As for the rest it will depend on how much modern non-animal circus you are also familiar with, as to how much your jaw will drop or how long at times you will need to hold your breath. Sometimes a little juggling, acrobatics and aerial work can go a long way but with Circus 1903 the acts you will see are some of the very best. Look out especially for The Elastic Dislocationist (Senayet Asefa Amare) tying herself into knots as she give a new meaning to ‘looking up old friends’; The Great Rokardy (Rokardy Rodriguez) who balances on his hands on some rather wobbly framework as he almost reaches the roof of the Royal Festival Hall; The Flying Fredonis (Daria Shelest and Vadym Pankevich) perform a deeply sensual, aerial ballet; and – if you have not seen an act like it before – The Magnificent Marvellos will stun you with their Wheel of Death routine as their perform somersaults in and on top of their rapidly spinning huge shiny apparatus, think hamster wheels!
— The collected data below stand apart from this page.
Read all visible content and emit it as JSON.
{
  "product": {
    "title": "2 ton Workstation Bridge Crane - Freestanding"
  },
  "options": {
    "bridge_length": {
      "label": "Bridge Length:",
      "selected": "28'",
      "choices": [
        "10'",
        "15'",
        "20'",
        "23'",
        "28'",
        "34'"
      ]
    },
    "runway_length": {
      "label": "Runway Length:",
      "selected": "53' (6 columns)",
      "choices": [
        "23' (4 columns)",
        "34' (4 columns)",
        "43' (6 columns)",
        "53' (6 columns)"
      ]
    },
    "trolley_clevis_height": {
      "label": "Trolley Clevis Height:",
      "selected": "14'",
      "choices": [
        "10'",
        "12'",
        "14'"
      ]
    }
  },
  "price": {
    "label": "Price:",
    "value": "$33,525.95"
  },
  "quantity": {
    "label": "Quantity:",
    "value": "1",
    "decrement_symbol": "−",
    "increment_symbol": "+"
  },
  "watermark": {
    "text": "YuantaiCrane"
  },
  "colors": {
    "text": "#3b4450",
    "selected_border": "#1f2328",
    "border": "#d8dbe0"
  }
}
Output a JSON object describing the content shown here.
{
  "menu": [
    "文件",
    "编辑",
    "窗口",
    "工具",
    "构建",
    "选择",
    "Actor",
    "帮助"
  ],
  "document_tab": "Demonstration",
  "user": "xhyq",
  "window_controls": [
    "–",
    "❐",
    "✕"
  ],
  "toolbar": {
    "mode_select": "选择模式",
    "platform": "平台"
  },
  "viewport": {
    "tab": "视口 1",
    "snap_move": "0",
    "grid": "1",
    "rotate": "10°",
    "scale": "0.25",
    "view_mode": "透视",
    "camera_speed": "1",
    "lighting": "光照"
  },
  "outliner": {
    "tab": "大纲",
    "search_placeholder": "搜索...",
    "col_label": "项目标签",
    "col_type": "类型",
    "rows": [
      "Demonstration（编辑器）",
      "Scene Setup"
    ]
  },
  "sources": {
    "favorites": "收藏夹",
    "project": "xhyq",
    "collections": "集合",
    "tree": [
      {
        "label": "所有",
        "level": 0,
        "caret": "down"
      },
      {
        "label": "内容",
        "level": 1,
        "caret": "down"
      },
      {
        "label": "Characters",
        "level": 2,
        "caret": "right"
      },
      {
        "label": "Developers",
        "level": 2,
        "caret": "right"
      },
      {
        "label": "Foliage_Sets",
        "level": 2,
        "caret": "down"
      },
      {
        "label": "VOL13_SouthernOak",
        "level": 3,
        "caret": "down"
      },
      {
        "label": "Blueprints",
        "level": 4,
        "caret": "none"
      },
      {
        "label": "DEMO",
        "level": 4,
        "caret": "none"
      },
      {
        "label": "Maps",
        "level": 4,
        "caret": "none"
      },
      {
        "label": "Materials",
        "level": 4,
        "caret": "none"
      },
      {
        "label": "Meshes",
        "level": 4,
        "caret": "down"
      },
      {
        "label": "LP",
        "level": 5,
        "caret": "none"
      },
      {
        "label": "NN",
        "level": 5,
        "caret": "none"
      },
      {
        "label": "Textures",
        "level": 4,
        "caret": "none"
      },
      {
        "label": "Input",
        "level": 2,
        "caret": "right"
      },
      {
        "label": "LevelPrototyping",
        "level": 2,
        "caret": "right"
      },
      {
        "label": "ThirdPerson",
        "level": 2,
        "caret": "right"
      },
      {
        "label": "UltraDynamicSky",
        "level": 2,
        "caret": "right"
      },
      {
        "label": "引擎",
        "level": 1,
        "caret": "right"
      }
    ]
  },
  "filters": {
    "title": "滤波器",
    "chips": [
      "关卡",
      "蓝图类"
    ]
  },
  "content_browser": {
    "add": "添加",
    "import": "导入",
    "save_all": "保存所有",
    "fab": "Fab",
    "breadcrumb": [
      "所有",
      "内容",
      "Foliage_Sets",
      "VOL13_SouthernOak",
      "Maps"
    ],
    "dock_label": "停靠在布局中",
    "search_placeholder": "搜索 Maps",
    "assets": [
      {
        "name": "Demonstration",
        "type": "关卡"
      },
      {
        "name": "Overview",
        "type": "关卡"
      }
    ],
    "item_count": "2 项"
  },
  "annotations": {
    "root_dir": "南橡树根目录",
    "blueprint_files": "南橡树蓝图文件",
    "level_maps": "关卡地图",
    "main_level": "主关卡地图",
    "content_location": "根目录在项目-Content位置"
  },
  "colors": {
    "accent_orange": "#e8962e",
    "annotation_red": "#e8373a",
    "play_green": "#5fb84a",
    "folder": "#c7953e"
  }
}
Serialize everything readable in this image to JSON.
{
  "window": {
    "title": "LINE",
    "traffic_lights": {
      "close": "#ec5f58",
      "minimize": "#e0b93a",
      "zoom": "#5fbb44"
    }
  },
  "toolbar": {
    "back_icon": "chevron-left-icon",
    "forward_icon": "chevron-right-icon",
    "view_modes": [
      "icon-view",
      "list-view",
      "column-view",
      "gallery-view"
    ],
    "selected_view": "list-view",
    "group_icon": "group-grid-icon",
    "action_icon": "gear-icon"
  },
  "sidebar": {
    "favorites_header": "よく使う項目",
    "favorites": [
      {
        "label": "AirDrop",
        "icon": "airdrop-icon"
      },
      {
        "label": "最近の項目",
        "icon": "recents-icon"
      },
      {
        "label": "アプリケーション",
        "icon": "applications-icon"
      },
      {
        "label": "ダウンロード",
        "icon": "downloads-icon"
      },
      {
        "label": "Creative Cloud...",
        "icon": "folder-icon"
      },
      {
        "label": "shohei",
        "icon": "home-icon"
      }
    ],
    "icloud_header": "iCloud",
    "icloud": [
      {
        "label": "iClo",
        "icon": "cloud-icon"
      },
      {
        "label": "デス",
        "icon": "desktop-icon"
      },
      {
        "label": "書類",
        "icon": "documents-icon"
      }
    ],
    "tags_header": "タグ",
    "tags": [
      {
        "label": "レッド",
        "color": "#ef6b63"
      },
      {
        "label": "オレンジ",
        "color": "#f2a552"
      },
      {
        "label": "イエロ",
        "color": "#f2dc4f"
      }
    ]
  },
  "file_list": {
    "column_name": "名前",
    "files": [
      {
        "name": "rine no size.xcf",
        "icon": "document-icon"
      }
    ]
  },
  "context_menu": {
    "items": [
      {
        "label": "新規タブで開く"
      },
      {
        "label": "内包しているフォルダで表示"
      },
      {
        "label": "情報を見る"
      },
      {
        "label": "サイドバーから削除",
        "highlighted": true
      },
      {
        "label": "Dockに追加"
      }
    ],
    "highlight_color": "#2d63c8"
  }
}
There are no ‘traditional’ clowns, and everything is held together by David Williamson – one of the world’s leading magicians – as the avuncular Ringmaster Willy Whipsnade. He is already seen working the audience taking their seats before the show begins and his interaction with both adults and children (one as young as 3!) is pitch perfect. He never belittles nor humiliates his very young stooges, and their involvement is a fundamental and hugely enjoyable part of the show. At one point – in a reflective paean to what brings people like me back time and again to circus – Williamson (as Willy) talks about talent and all the hard work that goes on behind the scenes, as well as, how ‘at the circus, magic is real’. This is the true essence of Circus 1903 and Williamson provides his own brand of real magic; from having you scratch your head wondering how he conjures up a child’s shoe you have earlier seen him throw offstage, to the laugh-out-loud antics of Rocky, his ‘raccoon’.

It is a pity a venue cannot be found to allow an audience to have a more intimate experience of it all. Much that we see seems humanly impossible and I suspect some of its impact could be lost if you sit further back than we were in the barn-like Royal Festival Hall. But that caveat aside this is as enjoyable a family-friendly theatrical experience as you are ever like to see.